Gaborone, 15 September 2016—The government of Botswana has reiterated its commitment to making the needs of slum dwellers a top priority. Towards this end, Botswana’s Ministry of Lands and Housing convened a national workshop to discuss the outcomes of city and national profiles, meant to highlight urban challenges and identify corresponding actions that prevent the formation of informal settlements as well address the needs of the existing ones.
While opening the workshop to validate the outcome of city and national urban profiles, the Deputy Permanent Secretary Ministry of Lands and Housing, Mr. Bareng Malatsi acknowledged the outcome of the reports and highlighted they are “off to an excellent inception” , that will require coordinated and integrated efforts of all players to support Government implement the priority actions identified.
“We need to come up with policies that will help prevent slums and further utilize the Participatory Slum Upgrading Programme ( PSUP) to lay the foundation for such interventions,” he further pointed out. While welcoming participants to the workshop, the Mayor of Gaborone, Thutlwe Kagiso noted that “the urban poor have a right to the city.” He also told participants that “My office remains open to continue supporting the PSUP process.”
The work was undertaken through the Participatory Slum Upgrading Programme, an initiative of the Africa, Caribbean and Pacific secretariat, funded by the European Commission and implemented by UN-Habitat in partnership with Botswana’s Ministry for Lands and Housing. While welcoming the results of the Urban Profiles, Mr. Anders Pedersen, the Resident Representative for UNDP Botswana pointed out that “the United Nations system in Botswana remains committed to continue supporting the people of Botswana implement the Sustainable Development Goals including those that address the needs of the urban poor.
The reports being unveiled set stage for further collaboration.” The workshop brought together more than 80 participants including key actors and partners from national and local government, development partners, the European Union, UN agencies, and civil society and community representatives to discuss the outcome of the sectoral urban profiles for the local authorities of Gaborone, Francistown, Lobaste and one conducted at the national level.
Mr. Peter Moalafi, the Director, Ministry for Lands and Housing noted that the reports being validated were not an end to themselves. “My Ministry is coordinating action to ensure that the outcome of the urban profiles informs Botswana’s long-term vision to the year 2036, that is currently being drafted. The urban profiles recommend the upgrading of existing informal settlements, by ensuring that households have affordable access to water, sanitation amongst other basic services.

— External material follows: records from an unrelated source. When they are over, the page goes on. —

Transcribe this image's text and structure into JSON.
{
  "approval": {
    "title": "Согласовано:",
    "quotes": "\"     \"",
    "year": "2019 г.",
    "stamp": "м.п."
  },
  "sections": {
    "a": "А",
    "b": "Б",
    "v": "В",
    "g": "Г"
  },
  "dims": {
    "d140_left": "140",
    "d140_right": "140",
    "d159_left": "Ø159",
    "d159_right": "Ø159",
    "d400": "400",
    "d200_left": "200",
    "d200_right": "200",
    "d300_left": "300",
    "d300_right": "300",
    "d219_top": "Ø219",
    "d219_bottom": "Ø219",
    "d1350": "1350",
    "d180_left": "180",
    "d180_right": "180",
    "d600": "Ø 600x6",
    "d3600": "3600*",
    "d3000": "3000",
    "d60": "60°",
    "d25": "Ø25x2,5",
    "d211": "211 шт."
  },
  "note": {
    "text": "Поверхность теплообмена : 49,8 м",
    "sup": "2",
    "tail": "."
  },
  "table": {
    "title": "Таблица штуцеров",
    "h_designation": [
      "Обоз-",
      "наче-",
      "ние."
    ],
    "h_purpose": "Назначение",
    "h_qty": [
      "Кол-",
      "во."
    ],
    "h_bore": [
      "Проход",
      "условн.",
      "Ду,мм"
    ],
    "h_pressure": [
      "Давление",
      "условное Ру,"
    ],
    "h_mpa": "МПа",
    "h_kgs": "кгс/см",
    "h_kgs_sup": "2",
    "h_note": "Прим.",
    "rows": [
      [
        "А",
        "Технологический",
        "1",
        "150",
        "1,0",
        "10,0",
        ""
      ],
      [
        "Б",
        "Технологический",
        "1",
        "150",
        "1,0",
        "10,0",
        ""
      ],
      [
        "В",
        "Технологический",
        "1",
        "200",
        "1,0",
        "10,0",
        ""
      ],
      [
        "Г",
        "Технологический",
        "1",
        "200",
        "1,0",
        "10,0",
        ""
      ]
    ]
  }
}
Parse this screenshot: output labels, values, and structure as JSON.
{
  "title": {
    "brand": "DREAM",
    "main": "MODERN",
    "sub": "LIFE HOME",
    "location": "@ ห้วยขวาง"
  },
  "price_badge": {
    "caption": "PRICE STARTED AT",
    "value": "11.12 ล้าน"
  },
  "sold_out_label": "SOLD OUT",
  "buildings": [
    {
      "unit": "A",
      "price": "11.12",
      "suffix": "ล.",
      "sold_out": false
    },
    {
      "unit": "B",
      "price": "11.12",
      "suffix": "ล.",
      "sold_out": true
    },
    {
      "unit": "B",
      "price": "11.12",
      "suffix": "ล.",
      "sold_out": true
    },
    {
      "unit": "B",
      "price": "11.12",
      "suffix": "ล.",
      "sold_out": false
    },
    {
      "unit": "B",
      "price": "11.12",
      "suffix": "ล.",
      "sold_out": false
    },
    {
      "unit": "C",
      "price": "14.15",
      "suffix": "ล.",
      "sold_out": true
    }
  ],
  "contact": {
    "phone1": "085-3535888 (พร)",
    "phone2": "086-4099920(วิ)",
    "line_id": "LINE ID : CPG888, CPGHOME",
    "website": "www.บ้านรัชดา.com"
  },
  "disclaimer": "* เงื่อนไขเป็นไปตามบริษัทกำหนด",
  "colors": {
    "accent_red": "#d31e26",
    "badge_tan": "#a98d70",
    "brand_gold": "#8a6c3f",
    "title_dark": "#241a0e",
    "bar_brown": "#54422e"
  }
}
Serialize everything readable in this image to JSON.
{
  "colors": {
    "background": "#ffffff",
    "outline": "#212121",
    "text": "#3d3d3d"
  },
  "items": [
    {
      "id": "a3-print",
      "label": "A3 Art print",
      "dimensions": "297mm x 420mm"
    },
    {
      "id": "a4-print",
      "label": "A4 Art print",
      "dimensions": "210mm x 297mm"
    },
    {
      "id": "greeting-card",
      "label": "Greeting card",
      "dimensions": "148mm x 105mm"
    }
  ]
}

Also proposed is a policy to prevent the formation of informal settlements. “As the Ministry mandated to coordinate and deliver effective local governance, we will oversee the integration of recommendations in the local and district development plans,” noted Mrs. Masego Mooketsi, the Deputy Director, Ministry of Local Government and Rural Development. The workshop also presented a platform for exchange, dialogue, in addition to concrete recommendations for future programming. The Informal Settlement Upgrading National Action Plan that paves way for the implementation of tangible initiatives highlighted in the urban profiles was unveiled.
“We are proposing an integrated and participatory response plan that will see actors closely work together to improve the living conditions of the urban poor,” said Ms. Eunice Mmono, the Chief Town Planner, Ministry of Lands and Housing. In February 2016 at national parliament, the Minister for Lands and Housing, Honourable Mr. Prince Maele announced that his Ministry budgeted for US$150,000 to respond to issues emerging from the urban profiling process.
The money tops up an additional US$50,000 set aside to match European Union funds availed. Discussions at the workshop also focused on the importance of recognising the increasing needs of informal settlement dwellers as well as integrating them into urban areas through recognition of their rights and improving their living conditions. “Through the PSUP process, an opportunity for the Homeless and Poor People’s Federation to engage with Francistown was found, and we are happy to have worked out a Memorandum of Understanding guiding our partnership going forward,” said Ms. Goitsemang Maano.
Participants also underscored the importance of multi-stakeholder partnerships, ensuring accountability and strengthening the role of civil society and community based organizations. While giving his closing remarks, Mr. Hermann Spitz the Head of Cooperation, European Union (EU) Delegation emphasized that “The future in now,” further emphasised that “partners need to stand up for slum dwellers through action.” He mentioned that the EU will also continue to support Botswana through a financing for development partnership framework. As he acknowledged the remarkable outcome of the reports being validated as well as priority actions scheduled for implementation.